Doce años atrás ocupaba aquel solar una de las mejores casas de Roma, pero ahora apenas quedaban restos de aquella morada, de no ser por unas pocas piedras medio cubiertas por la hierba. La panorámica era espléndida. Desde el sitio en que los criados situaron las sillas plegables, Marcia y sus hijas dominaban perfectamente el Foro Romano y el Capitolio y el apiñamiento en declive del Subura, que acentuaba las colinas situadas al norte sobre la línea del horizonte.
– ¿Habéis oído? -dijo Cecilia, la esposa del mercader-banquero Tito Pomponio. En avanzado estado de gestación, se hallaba sentada junto a su tía Pilia, y ambas vivían dos calles más allá de la casa de los César.

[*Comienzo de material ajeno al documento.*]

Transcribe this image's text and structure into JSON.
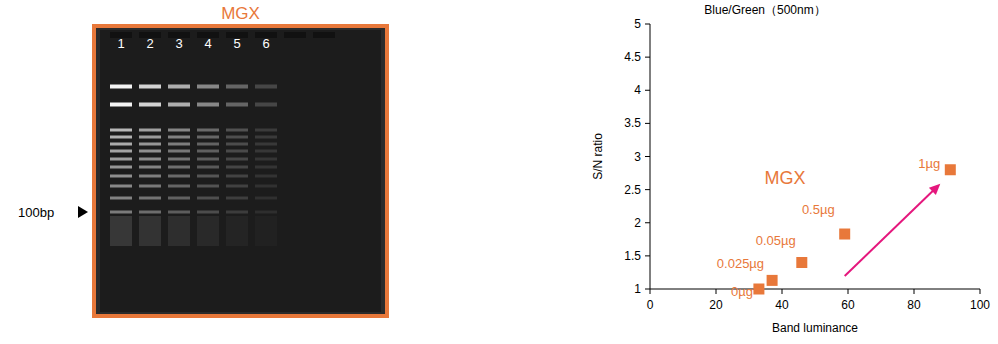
{
  "gel": {
    "title": "MGX",
    "lanes": [
      "1",
      "2",
      "3",
      "4",
      "5",
      "6"
    ],
    "marker_label": "100bp"
  },
  "chart_data": {
    "type": "scatter",
    "title": "Blue/Green（500nm）",
    "x_label": "Band luminance",
    "y_label": "S/N ratio",
    "xlim": [
      0,
      100
    ],
    "xticks": [
      0,
      20,
      40,
      60,
      80,
      100
    ],
    "ylim": [
      1,
      5
    ],
    "yticks": [
      1,
      1.5,
      2,
      2.5,
      3,
      3.5,
      4,
      4.5,
      5
    ],
    "grid": false,
    "marker": "square",
    "series": [
      {
        "name": "MGX",
        "color": "#e8783a",
        "x": [
          33,
          37,
          46,
          59,
          91
        ],
        "values": [
          1.0,
          1.13,
          1.4,
          1.83,
          2.8
        ],
        "labels": [
          "0µg",
          "0.025µg",
          "0.05µg",
          "0.5µg",
          "1µg"
        ]
      }
    ]
  }
}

– No. ¿El qué? -respondió Marcia, inclinándose hacia adelante.
– Los cónsules, los sacerdotes y los augures han iniciado el cortejo después de medianoche para estar seguros de concluir a tiempo los ritos y plegarias…
– ¡Siempre hacen eso! -la interrumpió Marcia-. Si se equivocan, tienen que empezar de nuevo.
– Lo sé, lo sé, ¡no soy tan ignorante! -replicó asperamente Cecilia, molesta al saberse corregida por la hija de un pretor-. ¡Pero es que no han cometido ningún error! Los auspicios han sido malos. Cuatro relámpagos por la derecha y una lechuza en el lugar del augurio chillando como si la mataran. Y ahora el tiempo… no vamos a tener un buen año, ni un buen par de cónsules.